Schon seit jeher erstellte und gebrauchte der Mensch Karten um zu planen, zu navigieren und sich zu orientieren. Seit der frühen Neuzeit bildete die Kartografie, als Visualisierung räumlichen Wissens, hauptsächlich massstäblich verkleinerte Gebiete und Objekte möglichst analog zur Wirklichkeit ab. Harry Beck schuf 1933 mit seinem schematischen Liniennetzplan der Londoner U-Bahn eine neue Generation Karte: Statt der genauen geografischen Position wurde die Beziehung der Haltestellen untereinander hervorgehoben. Heute im Informationszeitalter gebrauchen wir teils Karten, die gar keinen räumlichen Bezug mehr haben.
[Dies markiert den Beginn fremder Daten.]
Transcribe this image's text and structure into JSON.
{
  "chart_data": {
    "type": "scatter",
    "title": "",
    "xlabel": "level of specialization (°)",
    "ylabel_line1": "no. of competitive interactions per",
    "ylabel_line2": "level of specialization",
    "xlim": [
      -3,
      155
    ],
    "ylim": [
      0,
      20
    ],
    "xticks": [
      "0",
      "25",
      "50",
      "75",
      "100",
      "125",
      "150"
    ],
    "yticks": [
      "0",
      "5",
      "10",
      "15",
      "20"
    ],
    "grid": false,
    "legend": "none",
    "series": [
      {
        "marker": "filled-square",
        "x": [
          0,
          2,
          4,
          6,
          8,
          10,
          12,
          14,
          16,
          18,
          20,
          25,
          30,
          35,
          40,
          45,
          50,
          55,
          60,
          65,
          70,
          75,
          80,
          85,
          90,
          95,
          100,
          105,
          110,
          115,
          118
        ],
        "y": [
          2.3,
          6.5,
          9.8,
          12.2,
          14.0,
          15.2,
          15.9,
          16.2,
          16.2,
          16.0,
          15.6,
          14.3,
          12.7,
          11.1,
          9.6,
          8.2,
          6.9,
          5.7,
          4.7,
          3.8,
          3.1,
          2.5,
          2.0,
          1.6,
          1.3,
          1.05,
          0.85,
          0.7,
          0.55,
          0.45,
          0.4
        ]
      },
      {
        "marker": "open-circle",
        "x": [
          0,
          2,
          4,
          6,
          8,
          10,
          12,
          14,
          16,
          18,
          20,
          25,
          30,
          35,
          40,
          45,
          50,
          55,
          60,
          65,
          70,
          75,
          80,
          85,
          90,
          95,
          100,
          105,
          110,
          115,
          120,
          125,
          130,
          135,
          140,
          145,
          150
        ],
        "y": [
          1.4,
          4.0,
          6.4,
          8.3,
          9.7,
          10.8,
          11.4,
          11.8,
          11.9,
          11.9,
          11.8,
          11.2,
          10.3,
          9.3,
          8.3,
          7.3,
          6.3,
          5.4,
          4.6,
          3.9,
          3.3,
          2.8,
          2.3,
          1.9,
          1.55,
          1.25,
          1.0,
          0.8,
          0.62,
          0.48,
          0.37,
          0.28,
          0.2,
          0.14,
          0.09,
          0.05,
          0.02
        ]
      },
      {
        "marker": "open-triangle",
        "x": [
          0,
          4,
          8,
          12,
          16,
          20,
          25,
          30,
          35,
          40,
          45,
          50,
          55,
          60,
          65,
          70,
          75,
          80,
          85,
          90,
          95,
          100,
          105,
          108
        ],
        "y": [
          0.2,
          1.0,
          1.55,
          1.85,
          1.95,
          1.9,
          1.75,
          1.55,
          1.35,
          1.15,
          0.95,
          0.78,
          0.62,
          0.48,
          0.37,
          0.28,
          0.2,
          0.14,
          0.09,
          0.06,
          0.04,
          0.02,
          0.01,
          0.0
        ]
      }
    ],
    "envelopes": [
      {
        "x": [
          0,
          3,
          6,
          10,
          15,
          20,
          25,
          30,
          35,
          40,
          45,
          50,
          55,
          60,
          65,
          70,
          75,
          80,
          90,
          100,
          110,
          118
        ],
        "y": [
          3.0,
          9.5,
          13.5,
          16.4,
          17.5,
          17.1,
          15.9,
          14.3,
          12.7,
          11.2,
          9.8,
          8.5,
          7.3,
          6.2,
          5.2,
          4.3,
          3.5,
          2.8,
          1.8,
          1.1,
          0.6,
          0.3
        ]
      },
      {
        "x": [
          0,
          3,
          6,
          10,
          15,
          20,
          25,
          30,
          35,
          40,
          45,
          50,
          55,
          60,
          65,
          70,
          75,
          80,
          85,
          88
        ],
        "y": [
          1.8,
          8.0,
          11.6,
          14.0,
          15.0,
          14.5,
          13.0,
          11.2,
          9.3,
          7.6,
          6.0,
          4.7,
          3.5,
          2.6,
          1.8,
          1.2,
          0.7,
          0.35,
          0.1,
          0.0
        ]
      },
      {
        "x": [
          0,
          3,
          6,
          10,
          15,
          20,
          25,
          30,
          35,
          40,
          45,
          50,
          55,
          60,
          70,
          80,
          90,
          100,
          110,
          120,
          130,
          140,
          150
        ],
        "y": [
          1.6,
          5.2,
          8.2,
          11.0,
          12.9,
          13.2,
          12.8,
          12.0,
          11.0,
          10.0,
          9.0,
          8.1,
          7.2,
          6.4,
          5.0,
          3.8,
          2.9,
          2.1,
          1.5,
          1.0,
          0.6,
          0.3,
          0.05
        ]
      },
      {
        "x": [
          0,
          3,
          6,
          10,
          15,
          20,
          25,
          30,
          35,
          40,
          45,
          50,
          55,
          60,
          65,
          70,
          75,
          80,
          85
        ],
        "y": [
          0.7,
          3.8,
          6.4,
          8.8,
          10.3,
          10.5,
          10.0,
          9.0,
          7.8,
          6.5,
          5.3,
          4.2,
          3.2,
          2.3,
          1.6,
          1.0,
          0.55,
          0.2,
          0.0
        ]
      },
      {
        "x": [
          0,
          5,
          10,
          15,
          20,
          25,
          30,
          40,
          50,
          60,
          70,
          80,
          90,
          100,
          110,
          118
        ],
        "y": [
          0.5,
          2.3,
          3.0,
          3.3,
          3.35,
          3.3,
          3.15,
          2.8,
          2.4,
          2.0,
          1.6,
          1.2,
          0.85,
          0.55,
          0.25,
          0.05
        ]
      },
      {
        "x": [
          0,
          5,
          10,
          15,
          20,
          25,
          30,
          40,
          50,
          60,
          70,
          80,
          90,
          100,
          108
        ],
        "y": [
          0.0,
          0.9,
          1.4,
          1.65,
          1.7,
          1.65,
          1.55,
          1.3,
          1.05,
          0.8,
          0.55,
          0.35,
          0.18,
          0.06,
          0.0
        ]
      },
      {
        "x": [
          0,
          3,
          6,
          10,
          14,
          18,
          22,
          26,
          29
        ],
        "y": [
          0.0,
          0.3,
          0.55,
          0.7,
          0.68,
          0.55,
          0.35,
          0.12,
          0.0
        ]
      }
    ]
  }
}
Es werden Informationen, Zusammenhänge oder Strukturen abgebildet, die nicht mehr physisch, dafür in ihrer Wirkung und Wesenheit vorhanden sind. In diese Kategorie fällt beispielsweise das Abbilden von Netzwerken, vor allem das sozialer Beziehungen. Eine solche (kognitive) Karte unterscheidet sich in einem zentralen Punkt von einer herkömmlichen (analogen) Karte:
Bei einer geografischen, aber auch topografischen Karte bleibt die Darstellung unabhängig vom Standpunkt des Betrachters gleich, da er immer von oben - oder besser - von aussen auf das Abzubildende schaut. Die kognitive Karte bildet Strukturen nur scheinbar so objektiv wie die Raumdarstellung der Kartografie ab. Eigentlich ist es ein sehr subjektiver Prozess, bei dem sich die Darstellung je nach Position innerhalb der Karte verändert. Man kann eine solche Karte folglich nicht absolut und von aussen betrachten, sondern muss immer die Relation zu einem Standpunkt beachten. Beispielsweise belegen Karten von Verschwörungstheoretikern immer ihre Verschwörungstheorie, weil sie von dieser Auffassung der Begebenheiten aus erstellt wurden.
Was mich interessiert ist, wie sich durch grafische und strukturelle Veränderung der Karte eine Verschiebung des Standpunktes erwirken lässt, und inwiefern sich dadurch die Aussage der Karte ändert.